No sabe uno nunca cómo lo miran los demás, cree tener una idea aproximada, maneja cierta información más o menos fiable, pero no hay forma de salir afuera y contemplarse desde esa distancia clarificadora. Se vive en esa soledad imprecisa. De pronto reparo en la inconsistencia de lo que uno toma por cierto. Lo bueno (quizá) es no estar a salvo, no aliviarnos con la idea de que tenemos un refugio en el que cobijarnos. Se vive mejor en la intemperie. Hay más con lo que divertirnos en la incertidumbre. Hoy mismo pensé en lo fabuloso que es saber tan poco como sé. Lo que he ido atesorando (la cultura es un objeto valioso en estos tiempos de zozobra y precariedad) solo me sirve para hacer que los días sean más divertidos. Saber hace reír. Tal vez sea ese su propósito más noble. Somos insaciables en ese asunto.

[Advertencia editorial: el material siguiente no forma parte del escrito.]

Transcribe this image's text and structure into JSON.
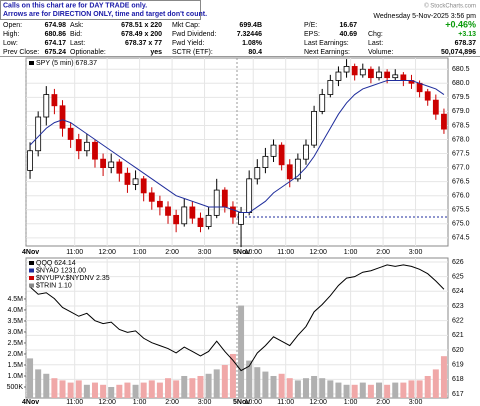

Se me levanta el corazón al pensar en todos los libros que no he leído. Se queda ahí, enhiesto y febril, con toda la maravillosa virilidad de la sangre, desafiante, un poco chulo. El corazón es una criatura que delinque a su antojo. Comete a diario los delitos que la cabeza no consiente. Por eso no hay que pensar en demasía. No tener una idea certera de las cosas grandes o de las pequeñas. Sobre todo, de lo que rehuyo es de la trascendencia, pero se está bien dentro de esa casa llena de espíritus. Yo, al menos yo, la disfruto a poco que me invitan a visitarla. Me doy un garbeo por las nubes, flipo con la metafísica, me arrebata la belleza inmarcesible de las grandes palabras. Luego las declino, busco con qué otras reemplazarlas y acabo admitiendo la posibilidad de organizar mi vida en base a ellas.
Le tengo un especial afecto a la literatura de la fe, a cierta conversión de mi espíritu pagano y descreído en uno de férrea disposición teológica. De las cosas evangélicas me atrae la fastuosa inverosimilitud con la que se forjan. Poseen el mismo rango narrativo, se sostienen por el fulgor de la ficción, son la rama más distinguida de la literatura popular. De su cuerpo de metáforas y de épica sobrenatural, aprecio la fastuosa rendición de sus imágenes, su angustia feliz de castigos ejemplares, su fuego bastardo, su catedral de humo.
Deseo lo que algunos de mis alumnos: historias. Es en la historia, en su relato moroso o acelerado, en su cuerpo engañoso y frágil y voluble, en donde está la sustancia de la vida. Fuera de las historias, no hay nada. No se conforman esos alumnos con aprender, hasta cuestionan que el aprendizaje carezca del apasionamiento que les dan los cuentos. Prefieren que aliñes la instrucción con narraciones extraordinarias. Somos lo que escuchamos. Incluso somos lo que no escuchamos, y sabemos que nos aguarda.
De todo lo visible y lo invisible, me quedo con todo lo que me haga ser feliz, acuda de donde acuda, sea lo que sea. No soy particularmente delicado en la forma en que me alimento. Aprecio las viandas exquisitas, paladeo los sabores más delicados, me deshago en alegrías cuando advierto que tengo a mano el placer y que no hay forma de que se desvanezca, pero aprecio el arrullo de una historia bien contada. Nada que no sienta otro con idéntica o mayor enjundia que yo, nada a lo que no sepa renunciar cuando las cosas vengan en contra. Vendrán. Hay quien se obstina en arruinarte toda esta bendita fiesta de los sentidos. Quien, al menor descuido que ofrezcamos, nos convida al miedo.